Kemudian beliau menukil dari Abdul Malik bin Habib dari kalangan ulama Malikiyyah: "Sudah jelas bahwa kaum muslimin tidak boleh menjual kepada orang-orang Nashrani sesuatu yang menjadi kebutuhan Hari Raya mereka, baik itu daging, lauk-pauk atau pakaian. Juga tidak boleh memberikan kendaraan kepada mereka, atau memberikan pertolongan untuk Hari Raya, karena yang demikian itu termasuk memuliakan kemusyrikan mereka dan menolong mereka dalam kekufuran mereka." (Al-Iqtidhaa cet. Darul Makrifah dengan tahqiq Al-Qafiyy hal. 229-231)

Semua perayaan tahunan dan pertemuan tahunan (yang dirayakan non Muslim, red) adalah Hari-hari Raya bid'ah dan ajaran bid'ah yang tidak pernah diturunkan oleh Allah penjelasan tentang hal itu.

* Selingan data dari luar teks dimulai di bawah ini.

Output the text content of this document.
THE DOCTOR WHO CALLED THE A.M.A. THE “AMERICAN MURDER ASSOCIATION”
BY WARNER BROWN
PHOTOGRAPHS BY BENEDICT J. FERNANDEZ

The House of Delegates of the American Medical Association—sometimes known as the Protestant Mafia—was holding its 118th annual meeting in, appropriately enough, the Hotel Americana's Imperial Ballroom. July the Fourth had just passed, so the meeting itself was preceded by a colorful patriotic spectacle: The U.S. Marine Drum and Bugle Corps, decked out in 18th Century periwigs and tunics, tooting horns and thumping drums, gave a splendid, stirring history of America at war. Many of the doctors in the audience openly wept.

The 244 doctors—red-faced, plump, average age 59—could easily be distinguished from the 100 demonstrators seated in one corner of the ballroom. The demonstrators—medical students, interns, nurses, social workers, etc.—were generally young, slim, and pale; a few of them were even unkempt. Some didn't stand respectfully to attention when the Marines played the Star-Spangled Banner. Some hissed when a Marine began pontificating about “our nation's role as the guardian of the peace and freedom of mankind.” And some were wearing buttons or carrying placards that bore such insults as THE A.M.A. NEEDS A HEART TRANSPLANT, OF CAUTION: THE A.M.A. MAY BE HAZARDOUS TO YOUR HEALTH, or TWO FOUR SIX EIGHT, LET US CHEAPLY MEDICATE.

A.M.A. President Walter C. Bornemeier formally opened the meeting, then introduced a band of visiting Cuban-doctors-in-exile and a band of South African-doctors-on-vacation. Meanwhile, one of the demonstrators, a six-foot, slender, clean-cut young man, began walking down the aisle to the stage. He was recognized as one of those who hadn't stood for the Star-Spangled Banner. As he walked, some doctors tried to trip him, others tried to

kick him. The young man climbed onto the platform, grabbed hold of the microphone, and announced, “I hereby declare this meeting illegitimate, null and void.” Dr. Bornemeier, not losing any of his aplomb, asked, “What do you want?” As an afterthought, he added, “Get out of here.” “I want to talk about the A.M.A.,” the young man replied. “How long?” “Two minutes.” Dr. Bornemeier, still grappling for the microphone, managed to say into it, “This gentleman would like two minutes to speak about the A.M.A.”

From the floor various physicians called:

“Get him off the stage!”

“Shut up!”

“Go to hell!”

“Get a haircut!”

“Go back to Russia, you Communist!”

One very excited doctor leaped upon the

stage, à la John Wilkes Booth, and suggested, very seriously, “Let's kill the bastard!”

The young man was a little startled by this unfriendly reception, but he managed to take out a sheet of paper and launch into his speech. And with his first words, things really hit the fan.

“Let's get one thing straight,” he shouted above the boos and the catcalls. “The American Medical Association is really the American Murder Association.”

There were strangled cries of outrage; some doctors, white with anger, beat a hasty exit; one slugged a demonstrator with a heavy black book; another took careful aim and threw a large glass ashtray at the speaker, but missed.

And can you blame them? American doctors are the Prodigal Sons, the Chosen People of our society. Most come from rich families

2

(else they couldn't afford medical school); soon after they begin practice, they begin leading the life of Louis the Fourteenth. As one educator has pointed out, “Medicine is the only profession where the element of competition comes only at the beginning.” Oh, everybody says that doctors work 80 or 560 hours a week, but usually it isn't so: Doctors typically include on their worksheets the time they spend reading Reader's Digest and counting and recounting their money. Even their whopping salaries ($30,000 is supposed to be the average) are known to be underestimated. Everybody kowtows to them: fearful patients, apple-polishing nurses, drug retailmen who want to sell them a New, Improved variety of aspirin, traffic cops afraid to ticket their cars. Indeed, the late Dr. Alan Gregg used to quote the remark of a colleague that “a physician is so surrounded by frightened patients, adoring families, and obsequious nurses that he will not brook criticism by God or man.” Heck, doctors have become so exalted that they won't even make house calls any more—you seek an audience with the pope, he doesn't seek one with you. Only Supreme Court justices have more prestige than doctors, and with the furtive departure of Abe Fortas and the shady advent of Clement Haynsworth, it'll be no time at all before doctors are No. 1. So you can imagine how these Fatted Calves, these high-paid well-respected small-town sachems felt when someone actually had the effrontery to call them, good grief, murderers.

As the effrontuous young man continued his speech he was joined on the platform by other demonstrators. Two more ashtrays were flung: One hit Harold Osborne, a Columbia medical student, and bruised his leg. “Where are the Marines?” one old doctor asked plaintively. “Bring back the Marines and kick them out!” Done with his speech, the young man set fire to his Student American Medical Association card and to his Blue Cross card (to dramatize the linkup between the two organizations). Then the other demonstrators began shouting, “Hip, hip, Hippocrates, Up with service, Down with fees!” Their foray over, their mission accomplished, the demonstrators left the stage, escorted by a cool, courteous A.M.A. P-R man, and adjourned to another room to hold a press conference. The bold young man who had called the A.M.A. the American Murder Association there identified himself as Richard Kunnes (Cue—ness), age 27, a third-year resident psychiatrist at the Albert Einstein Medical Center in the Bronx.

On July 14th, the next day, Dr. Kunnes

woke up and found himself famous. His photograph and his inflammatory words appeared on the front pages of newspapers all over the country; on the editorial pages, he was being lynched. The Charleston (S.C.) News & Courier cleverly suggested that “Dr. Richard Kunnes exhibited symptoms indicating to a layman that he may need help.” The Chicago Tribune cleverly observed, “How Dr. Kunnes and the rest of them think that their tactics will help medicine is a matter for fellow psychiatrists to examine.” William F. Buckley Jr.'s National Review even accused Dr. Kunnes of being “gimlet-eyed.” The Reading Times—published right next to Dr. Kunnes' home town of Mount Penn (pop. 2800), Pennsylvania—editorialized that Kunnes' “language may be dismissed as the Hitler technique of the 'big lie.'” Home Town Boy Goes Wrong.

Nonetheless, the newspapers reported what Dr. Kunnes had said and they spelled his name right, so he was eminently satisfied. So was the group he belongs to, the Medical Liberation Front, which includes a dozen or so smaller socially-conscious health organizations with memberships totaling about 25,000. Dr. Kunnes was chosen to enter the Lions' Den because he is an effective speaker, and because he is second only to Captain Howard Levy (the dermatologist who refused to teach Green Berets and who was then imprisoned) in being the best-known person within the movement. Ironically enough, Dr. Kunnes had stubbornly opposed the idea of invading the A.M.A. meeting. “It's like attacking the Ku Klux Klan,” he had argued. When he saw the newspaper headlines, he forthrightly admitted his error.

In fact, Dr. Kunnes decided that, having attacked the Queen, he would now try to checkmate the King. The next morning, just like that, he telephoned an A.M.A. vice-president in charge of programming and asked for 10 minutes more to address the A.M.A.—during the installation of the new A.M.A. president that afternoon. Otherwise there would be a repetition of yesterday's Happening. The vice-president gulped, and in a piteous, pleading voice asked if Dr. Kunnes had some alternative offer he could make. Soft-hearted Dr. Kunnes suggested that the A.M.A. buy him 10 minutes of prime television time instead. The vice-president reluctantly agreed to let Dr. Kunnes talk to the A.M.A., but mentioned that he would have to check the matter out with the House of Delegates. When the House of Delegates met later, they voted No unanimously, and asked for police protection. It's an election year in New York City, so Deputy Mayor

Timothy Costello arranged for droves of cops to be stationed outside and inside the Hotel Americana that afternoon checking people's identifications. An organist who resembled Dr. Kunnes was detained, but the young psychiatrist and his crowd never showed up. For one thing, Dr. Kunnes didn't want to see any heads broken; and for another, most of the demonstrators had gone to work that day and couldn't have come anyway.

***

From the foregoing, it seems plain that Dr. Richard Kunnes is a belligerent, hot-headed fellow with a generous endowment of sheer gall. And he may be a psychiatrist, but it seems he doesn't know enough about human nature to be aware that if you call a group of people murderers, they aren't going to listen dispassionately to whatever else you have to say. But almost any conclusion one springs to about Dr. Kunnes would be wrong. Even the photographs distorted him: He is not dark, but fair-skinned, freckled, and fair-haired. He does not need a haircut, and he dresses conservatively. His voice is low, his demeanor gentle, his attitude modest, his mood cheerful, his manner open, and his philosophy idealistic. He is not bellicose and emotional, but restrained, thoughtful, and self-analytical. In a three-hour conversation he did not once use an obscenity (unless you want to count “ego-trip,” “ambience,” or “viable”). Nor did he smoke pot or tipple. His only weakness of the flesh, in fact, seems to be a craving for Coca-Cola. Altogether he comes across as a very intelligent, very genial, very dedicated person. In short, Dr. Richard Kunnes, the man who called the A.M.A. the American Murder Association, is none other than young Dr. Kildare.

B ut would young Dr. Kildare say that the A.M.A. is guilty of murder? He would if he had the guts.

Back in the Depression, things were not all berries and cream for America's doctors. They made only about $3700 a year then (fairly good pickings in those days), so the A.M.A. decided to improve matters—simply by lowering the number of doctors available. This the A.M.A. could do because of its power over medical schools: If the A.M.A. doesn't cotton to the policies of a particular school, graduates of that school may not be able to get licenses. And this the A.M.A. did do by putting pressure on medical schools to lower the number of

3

Nabi Shallallahu 'alaihi wa sallam bersabda: "Berhati-hatilah terhadap amalan yang dibuat-buat. Setiap amalan yang dibuat-buat adalah bid'ah dan setiap bid'ah adalah sesat." (Diriwayatkan oleh Ahmad, Abu Dawud dan At-Tirmidzi serta yang lainnya)

Nabi Shallallahu 'alaihi wa sallam juga bersabda: "Masing-masing kaum memiliki Hari Raya, dan ini adalah Hari Raya kita." (HR. Al-Bukhari dan Muslim)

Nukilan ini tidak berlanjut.